Others are concerned about the loss of prime farmland, which is the biggest target for solar development because it’s relatively flat and already cleared. According to a 2024 USDA analysis, utility-scale solar covered 424,000 acres of farmland in 2020. Reaching the carbon reduction goals set by the Biden Administration would require converting 10 million additional acres of farmland to solar by 2050. Installing solar panels can also cause soil erosion, reduce plant diversity, and disrupt hydrology.
Eco-ag advocates are divided as well. In the February 2024 issue of Acres U.S.A., Joel Salatin argues that solar panels “destroy life, immerse the neighborhood in electromagnetic frequencies, require massive new mines and offer a decommissioning problem that could easily bankrupt all these landowners eventually.” He recommends a reduction in overall electricity use as a more sustainable way to reduce carbon emissions.
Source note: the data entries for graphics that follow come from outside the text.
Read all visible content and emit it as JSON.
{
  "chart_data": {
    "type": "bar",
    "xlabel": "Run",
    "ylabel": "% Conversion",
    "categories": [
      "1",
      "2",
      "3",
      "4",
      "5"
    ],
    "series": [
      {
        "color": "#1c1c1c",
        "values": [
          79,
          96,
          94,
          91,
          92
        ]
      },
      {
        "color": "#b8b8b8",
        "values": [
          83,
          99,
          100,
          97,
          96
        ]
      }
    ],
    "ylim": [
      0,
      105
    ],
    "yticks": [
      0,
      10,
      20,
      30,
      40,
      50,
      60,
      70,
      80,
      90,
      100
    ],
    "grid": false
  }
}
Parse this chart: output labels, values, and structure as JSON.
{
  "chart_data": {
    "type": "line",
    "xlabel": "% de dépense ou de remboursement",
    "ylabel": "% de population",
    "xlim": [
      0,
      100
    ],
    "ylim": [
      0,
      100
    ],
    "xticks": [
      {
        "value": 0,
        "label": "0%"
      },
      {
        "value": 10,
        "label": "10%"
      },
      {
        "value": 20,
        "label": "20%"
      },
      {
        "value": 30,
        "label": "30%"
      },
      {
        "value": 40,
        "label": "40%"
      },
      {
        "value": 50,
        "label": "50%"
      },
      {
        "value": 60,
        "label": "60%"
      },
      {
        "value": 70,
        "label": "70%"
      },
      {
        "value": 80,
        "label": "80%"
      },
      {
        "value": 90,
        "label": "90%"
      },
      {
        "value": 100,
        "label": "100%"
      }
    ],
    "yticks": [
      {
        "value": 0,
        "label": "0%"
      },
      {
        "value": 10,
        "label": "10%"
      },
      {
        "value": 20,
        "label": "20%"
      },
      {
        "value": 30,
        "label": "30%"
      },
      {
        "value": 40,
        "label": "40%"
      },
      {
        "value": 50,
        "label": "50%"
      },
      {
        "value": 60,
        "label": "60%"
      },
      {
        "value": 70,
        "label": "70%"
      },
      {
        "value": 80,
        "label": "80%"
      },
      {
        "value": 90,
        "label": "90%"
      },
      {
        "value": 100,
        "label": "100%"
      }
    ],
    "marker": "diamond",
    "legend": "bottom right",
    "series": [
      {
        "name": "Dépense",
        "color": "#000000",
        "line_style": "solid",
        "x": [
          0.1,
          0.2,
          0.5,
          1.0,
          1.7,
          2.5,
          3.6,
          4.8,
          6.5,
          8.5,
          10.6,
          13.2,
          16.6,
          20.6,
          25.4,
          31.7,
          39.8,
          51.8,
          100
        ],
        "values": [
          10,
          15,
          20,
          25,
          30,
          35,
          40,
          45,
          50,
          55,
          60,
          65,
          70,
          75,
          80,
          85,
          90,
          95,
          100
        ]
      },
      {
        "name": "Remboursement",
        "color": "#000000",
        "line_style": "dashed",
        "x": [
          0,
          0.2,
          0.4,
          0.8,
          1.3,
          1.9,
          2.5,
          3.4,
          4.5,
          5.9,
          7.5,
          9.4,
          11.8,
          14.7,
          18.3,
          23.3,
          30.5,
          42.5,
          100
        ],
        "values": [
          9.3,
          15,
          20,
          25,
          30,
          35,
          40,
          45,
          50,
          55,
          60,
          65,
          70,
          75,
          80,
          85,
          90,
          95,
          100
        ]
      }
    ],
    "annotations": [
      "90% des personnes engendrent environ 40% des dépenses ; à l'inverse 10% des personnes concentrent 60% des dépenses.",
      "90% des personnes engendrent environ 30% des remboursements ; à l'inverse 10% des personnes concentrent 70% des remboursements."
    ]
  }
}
In the same issue, Anna Clare Monlezun sees utility-scale solar panel as inevitable—“the solar energy train has left the station and there is no turning back.” She encourages eco-farmers to support agrivoltaics, which involves combining certain types of crop production or grazing with solar panels. At its best, agrivoltaics or ecovoltaics (natural habitat restoration under the panels) can reduce soil erosion and improve wildlife habitat compared to using the land for corn or soybean production. “I can safely say that the evidence is mounting in favor of agrivoltaics as a viable solution to reducing (I didn’t say eliminating) the tradeoffs in land use between agriculture and renewable energy,” she argues.
Of course, part of the seeming inevitability of new solar development stems from federal subsidies and tax breaks. Loss of these incentives, combined with higher tariffs on imported solar panels, may slow the increase in utility-scale solar construction and allow more time to debate the pros and cons of turning farm fields into power plants.